Javier Martínez Aldanondo
Gerente de Gestión del
Conocimiento de Catenaria
El título del artículo de este
mes no significa que haya decidido jubilarme coincidiendo con el newsletter
número 50. Me quedan todavía bastantes años de “carretera”…
Cada vez que viajas de un país a
otro en avión, las autoridades respectivas exigen rellenar un formulario que,
entre otras cosas, pregunta tu profesión. Durante mucho tiempo, esa pregunta me
resultó muy difícil de contestar. Desde el punto de vista académico, estudié
Derecho pero jamás he ejercido como abogado. Los primeros años de actividad
profesional los invertí en fundar y gestionar 2 empresas en el ámbito de la
tecnología, el conocimiento y el aprendizaje. Actualmente mi tarjeta dice que
soy Gerente de Gestión del Conocimiento. Hasta hace unos meses, resolvía el
trámite escribiendo lo primero que me venía a la cabeza (torero o domador eran
las opciones más habituales) pero últimamente he decidido escribir textualmente
“no trabajo” y, por suerte, no es porque me haya quedado desempleado. A veces
me tienta poner “aprendedor profesional“
pero me contengo. “No trabajo” es también lo que respondo cuando alguien me
pregunta a qué me dedico ante lo cual suelo percibir una mueca a medio camino
entre la incredulidad y el estupor. Pero en verdad lo creo así. Hay 2 ámbitos
desde donde creo interesante analizar por qué mantengo que “Yo no trabajo”:
1. El preguntar a los directivos
qué “conocimiento” echan de menos en sus colaboradores, lo primero que
mencionan es “leer, escribir y hablar bien” Al igual que ocurre casi todas las
personas que conozco, las tareas que ocupan la mayor parte de mi agenda se
agrupan en esas 3 grandes áreas, demasiado obvias como para considerarlas
trabajo:
a. Leer: Cada día dedico buena
parte de mi tiempo a la lectura de distintos tipos de documentos, en español e
inglés, que incluyen por ejemplo: mails, solicitudes de clientes, curriculums,
artículos y papers, informes de proyectos, webs de toda clase, propuestas,
bases técnicas, etc.
b. Escribir: Otra parte
importante de la jornada la dedico a escribir por ejemplo: más mails (en su
momento escribiré acerca del daño que nos está causando el correo electrónico),
artículos, propuestas, informes, presentaciones, chateo vía messenger con
compañeros, etc.
c. Hablar: Finalmente, invierto
un tiempo considerable en conversar (por distintos medios, ya sean
presencialmente, por teléfono o vía skype) con mis colegas y con otros
colaboradores para coordinar actividades y reuniones, con los clientes durante
la ejecución de los proyectos, con los potenciales clientes, con los asistentes
a los talleres y conferencias en que participo, etc.
No tengo dudas de que estos 3
aspectos suponen la ocupación esencial de los trabajadores del conocimiento.
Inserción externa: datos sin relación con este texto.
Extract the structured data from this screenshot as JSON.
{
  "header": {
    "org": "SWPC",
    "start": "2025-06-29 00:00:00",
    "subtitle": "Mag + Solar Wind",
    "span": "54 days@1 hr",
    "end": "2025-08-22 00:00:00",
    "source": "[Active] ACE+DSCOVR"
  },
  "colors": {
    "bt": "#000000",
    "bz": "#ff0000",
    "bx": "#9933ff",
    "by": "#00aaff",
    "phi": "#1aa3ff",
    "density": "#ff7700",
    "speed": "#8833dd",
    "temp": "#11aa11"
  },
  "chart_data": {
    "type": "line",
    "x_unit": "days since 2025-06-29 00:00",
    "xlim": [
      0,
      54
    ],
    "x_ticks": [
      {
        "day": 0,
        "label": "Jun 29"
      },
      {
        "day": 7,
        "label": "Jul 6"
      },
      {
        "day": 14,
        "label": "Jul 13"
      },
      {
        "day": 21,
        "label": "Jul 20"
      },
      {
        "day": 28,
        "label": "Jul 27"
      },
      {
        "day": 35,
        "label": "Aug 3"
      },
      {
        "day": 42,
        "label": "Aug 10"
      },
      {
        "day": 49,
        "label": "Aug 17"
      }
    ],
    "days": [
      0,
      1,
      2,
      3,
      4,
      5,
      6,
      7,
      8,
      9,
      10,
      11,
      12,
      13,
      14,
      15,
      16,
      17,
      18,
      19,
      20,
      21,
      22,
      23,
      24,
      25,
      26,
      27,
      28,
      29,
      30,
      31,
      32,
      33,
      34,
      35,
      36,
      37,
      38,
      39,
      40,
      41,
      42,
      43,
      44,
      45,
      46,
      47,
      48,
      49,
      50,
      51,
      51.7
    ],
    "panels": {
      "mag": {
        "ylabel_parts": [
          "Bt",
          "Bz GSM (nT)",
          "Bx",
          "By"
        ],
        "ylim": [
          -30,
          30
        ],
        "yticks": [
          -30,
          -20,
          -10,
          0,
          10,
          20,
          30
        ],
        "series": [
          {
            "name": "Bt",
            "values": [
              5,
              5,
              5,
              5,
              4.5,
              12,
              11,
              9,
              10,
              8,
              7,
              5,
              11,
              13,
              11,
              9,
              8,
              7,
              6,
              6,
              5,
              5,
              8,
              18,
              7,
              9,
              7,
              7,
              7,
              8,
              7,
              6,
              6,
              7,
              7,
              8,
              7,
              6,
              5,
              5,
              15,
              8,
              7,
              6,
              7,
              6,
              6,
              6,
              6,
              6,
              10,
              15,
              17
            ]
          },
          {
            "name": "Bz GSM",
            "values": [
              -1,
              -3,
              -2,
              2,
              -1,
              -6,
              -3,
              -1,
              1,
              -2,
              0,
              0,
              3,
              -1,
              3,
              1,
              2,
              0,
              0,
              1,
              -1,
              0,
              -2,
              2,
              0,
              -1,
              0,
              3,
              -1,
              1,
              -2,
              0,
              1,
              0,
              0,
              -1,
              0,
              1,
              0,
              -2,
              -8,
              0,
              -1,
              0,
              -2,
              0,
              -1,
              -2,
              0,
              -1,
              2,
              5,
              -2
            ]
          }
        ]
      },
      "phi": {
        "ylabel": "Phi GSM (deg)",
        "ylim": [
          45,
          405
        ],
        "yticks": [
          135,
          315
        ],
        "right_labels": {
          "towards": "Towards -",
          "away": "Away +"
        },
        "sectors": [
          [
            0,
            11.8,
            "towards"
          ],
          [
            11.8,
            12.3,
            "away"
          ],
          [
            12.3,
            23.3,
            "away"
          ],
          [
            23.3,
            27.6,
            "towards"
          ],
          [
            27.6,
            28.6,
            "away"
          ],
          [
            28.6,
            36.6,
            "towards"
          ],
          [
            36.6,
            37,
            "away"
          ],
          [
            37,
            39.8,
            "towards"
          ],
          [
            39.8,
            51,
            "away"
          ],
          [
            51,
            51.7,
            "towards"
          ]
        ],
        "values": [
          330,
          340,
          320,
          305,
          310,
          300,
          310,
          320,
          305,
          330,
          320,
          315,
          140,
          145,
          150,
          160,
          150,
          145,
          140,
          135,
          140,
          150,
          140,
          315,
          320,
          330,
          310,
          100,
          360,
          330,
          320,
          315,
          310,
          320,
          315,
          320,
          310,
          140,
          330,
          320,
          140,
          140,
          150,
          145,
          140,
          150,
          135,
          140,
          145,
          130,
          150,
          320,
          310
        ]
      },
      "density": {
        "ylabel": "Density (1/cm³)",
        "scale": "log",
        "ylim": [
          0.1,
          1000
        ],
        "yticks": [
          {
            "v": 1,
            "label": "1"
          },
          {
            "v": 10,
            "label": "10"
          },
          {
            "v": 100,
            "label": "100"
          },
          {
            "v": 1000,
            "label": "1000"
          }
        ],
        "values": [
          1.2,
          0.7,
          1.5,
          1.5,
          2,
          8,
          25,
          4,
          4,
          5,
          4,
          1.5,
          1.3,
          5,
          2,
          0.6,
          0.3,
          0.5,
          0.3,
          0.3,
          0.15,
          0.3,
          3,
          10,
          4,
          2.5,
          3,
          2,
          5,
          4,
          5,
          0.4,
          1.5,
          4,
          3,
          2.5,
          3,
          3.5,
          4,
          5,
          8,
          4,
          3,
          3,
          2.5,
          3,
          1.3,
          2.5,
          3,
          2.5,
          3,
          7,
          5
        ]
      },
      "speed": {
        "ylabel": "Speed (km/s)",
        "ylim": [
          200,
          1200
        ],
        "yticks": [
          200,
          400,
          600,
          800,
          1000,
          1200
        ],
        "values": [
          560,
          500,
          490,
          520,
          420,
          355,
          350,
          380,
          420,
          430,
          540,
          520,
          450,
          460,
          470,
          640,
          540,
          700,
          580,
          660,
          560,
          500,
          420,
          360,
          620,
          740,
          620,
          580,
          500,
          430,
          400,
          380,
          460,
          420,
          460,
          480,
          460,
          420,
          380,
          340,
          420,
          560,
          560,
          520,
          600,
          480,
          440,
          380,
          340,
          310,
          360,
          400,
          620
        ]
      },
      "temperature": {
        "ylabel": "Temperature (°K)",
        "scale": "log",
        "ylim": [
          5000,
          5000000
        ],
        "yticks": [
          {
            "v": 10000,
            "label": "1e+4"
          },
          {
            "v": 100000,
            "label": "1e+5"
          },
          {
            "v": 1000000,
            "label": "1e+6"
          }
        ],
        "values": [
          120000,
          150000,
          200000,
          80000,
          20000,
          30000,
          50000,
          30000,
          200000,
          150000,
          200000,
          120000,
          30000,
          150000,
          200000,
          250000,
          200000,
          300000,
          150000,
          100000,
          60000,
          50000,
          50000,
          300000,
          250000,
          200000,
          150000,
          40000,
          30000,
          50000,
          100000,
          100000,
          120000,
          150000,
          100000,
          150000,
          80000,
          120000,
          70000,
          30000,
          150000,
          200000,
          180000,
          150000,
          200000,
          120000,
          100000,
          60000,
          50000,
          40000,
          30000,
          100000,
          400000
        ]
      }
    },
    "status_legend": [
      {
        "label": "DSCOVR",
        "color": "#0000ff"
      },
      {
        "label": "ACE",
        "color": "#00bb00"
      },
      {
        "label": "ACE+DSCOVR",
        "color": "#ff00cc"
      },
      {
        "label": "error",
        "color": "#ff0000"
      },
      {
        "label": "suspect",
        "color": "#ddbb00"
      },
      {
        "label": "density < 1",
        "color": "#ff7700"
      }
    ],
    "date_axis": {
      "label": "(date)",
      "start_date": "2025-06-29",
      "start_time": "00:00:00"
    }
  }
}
No
parecen gran cosa, a fin de cuentas, todo el mundo sabe leer, escribir y hablar
y por eso me resulta tan embarazoso considerarlo un trabajo. En teoría, el
colegio te enseña esas habilidades durante los primeros años. Sin embargo,
leer, escribir y hablar bien es bastante más complejo porque implica una serie
de operaciones mentales bastante sofisticadas que suelen pasar desapercibidas.
Todos sabemos escribir pero unos pocos escogidos son capaces de escribir un
libro. Todos dedicamos muchos años al simple ejercicio de conversar pero muy
pocos están habilitados para improvisar un discurso inolvidable ante un
auditorio. ¿Cuáles son esas operaciones tan sofisticadas y tan escasas?